Auto-oscillatory Processes and Feedback Mechanisms in Physarum Plasmodium Motility

Abstract

The multinucleate plasmodium of the acellular slime mold Physarum polycephalum is one of the most suitable organisms for the study of protoplasmic streaming and amoeboid motion. During migration on the surface of agar or any moist surface the plasmodium differentiates into a leading frontal zone and a network of interconnected strands at the posterior region (Fig. 1). The strands, which can be up to 2 mm in diameter, contain the gel-like ectoplasm forming a cortical tube and the sol-like liquid endoplasm representing the core of the tube. The endoplasm exhibits a regular back-and-forth streaming activity throughout the plasmodium with a velocity up to 1 mm/s and a characteristic periodicity for changing the streaming direction of about 2 min (Wohlfarth-Bottermann 1979).

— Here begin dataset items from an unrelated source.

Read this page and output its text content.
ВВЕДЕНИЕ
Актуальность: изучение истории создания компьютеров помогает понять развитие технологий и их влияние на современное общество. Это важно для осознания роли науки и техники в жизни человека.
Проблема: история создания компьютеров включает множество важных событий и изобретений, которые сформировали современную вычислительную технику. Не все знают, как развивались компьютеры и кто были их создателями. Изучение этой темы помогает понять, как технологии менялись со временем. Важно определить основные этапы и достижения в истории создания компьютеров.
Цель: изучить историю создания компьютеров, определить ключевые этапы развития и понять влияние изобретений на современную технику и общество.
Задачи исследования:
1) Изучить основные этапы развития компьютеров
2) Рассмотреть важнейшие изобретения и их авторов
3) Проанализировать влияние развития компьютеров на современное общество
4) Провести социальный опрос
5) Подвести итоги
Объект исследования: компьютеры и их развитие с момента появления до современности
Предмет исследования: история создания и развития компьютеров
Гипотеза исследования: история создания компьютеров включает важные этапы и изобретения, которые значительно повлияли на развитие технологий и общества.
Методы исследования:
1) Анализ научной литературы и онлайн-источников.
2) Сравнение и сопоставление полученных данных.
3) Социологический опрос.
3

This so-called shuttle streaming of the endoplasm is caused by non-stationary gradients of the intracellular pressure, which are generated by periodic contractions of the ectoplasm (Kamiya 1981). Any excised fragments of the plasmodium or even droplets of the endoplasm extruded by puncturing plasmodial strands are capable of rhythmical contractions (Achenbach et al. 1979) indicating that both the force-generating ability and the driving oscillator are distributed throughout the plasmodium.